Usually, there is at least something out of place when a team applies. There’s some boat detail that doesn’t fit, they don’t have all their crew or all the skills, they lack the experience. Sometimes it’s all of the above—there was a kiteboarder who wanted in but had yet to learn to kiteboard. Hard no. Team Pestou is the opposite; examining his life from conception to now, there seem to be few things that he has done that weren’t unknowingly linked, optimized, and aligned to doing the R2AK, solo, in a trimaran.

Skills, experience, nothing out of place—Team Pestou is the weatherman hairdo of R2AK 2022.
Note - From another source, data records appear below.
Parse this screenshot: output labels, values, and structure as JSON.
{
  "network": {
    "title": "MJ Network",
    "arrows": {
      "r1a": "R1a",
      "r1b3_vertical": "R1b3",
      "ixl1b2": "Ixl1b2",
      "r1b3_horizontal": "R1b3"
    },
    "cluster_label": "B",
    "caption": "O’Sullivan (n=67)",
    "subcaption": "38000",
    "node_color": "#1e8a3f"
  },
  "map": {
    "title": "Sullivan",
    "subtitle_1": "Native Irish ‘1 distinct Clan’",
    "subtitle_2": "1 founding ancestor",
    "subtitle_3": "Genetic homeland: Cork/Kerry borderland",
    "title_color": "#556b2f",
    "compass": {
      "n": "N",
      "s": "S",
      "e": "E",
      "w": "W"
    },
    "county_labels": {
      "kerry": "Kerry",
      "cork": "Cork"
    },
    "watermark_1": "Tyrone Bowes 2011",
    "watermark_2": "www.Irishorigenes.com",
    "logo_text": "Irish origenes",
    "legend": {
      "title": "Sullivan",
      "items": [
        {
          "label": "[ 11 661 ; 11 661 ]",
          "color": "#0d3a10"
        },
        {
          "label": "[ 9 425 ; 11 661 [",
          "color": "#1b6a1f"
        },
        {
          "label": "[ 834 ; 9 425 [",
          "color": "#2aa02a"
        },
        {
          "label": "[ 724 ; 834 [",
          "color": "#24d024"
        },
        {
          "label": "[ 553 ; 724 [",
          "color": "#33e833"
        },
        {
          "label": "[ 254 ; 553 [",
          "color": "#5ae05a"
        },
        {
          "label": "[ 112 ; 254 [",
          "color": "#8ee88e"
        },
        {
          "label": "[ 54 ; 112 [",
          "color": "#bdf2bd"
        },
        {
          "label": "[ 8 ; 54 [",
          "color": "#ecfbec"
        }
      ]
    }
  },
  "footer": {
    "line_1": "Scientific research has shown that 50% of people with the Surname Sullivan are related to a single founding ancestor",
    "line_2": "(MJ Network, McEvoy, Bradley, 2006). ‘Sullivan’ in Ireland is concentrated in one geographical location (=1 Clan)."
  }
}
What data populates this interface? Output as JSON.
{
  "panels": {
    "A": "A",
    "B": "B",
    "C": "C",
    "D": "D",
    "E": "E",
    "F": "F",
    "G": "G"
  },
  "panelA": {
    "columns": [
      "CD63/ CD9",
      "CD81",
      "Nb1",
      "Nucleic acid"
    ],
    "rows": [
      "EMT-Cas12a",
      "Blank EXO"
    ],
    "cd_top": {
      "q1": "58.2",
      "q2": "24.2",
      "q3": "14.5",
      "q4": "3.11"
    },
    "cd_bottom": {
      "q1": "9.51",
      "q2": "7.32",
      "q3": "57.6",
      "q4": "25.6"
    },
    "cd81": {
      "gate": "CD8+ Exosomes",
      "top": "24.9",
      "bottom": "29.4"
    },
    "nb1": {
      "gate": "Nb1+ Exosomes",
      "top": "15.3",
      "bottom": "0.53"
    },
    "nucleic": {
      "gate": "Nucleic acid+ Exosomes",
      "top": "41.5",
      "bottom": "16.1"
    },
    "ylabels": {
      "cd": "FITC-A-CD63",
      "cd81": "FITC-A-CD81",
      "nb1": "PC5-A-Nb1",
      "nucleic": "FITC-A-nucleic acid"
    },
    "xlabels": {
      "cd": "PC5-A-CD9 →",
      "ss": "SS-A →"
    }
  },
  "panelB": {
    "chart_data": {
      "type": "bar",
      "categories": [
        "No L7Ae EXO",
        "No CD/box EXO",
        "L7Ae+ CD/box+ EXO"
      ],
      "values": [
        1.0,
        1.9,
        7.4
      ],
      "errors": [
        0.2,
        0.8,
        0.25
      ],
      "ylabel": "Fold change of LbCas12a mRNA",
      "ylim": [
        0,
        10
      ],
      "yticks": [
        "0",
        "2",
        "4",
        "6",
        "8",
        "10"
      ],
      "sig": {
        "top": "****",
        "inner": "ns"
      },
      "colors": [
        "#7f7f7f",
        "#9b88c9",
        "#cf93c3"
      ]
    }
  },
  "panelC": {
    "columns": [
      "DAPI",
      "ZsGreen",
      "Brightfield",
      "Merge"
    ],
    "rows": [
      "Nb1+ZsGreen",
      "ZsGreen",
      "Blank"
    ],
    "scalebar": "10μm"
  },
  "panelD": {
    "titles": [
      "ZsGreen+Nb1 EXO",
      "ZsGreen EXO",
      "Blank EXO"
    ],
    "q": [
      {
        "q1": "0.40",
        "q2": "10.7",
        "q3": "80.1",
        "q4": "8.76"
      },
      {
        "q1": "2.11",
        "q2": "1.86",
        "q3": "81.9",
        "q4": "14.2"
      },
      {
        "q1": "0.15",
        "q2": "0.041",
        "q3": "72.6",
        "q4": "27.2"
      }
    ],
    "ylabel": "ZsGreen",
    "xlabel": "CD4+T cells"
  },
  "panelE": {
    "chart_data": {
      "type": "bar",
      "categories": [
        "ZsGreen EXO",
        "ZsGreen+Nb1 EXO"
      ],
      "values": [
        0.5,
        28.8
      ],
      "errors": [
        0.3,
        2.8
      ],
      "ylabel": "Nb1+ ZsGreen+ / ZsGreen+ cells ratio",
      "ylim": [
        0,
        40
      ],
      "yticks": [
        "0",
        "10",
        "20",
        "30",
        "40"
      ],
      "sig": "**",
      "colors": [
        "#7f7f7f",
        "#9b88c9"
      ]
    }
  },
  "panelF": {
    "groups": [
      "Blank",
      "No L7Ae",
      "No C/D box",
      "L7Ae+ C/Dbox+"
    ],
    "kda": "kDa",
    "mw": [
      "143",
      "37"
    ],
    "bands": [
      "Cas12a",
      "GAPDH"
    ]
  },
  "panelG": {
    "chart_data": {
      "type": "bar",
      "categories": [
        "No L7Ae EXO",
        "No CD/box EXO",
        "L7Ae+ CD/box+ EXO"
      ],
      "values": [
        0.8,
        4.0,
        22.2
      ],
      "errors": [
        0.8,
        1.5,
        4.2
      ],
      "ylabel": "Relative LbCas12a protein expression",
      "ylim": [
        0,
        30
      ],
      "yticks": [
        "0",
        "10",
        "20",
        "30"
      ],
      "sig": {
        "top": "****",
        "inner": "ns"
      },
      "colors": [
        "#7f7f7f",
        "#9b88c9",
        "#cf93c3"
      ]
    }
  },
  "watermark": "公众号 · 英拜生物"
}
He was born to a father who sailed solo across the Atlantic in the ’72 OSTAR race back in its scrappy, wild-west glory days when multihulls were starting to dominate, someone tried rolling solo on a 128’ three-masted schooner, and half the fleet didn’t make it. Pesty the Elder’s 55’ trimaran finished mid-pack and would become the younger Pesty’s childhood home and training academy. Starting early, Eric started winning races on Hobies; in his first race, he grabbed his first win by out-sailing the fleet of older sailors on his Hobie 14. He was 14, and already four years into his gig as watch officer for the family charter business, running deliveries between Caribbean islands on the big tri—island-hopping he also did solo on his Hobie when he had a day off from his day job and homeschool declared it a holiday.

For the record, we’d like to retroactively transfer into his homeschool.

Fast forward twenty-some years and Eric is still sailing by himself, still winning races solo against boats with more crew and experience. In a recent Cowichan Bay Regatta, he won more than he didn’t, and in his off races, he came in second—but only twice. In doing so, he beat the two sets of steak knives on Teams Pear Shaped Racing (2019) and Mail Order Bride (2015)… and he did it solo on his F-24 trimaran.

About the only thing we do solo is, well, private. We’re fine at it, been doing it for years, but we’re nowhere near top-tier talent. Not so for Eric. At least the sailing portion of his solo exploits are on point, marquee-worthy. Until either coffee gets a lot stronger or Benzedrine is officially downgraded to a health food, it’s long odds for a solo team to beat a boat with a crew—eventually you have to sleep. So while he might not have a money shot, given the boat he’s got, he might just have a shot at R2AK’s solo record: 8 days, 4 hours, 16 minutes.

Welcome to the R2AK, Team Pestou. You might be by yourself, but you’re going all the way.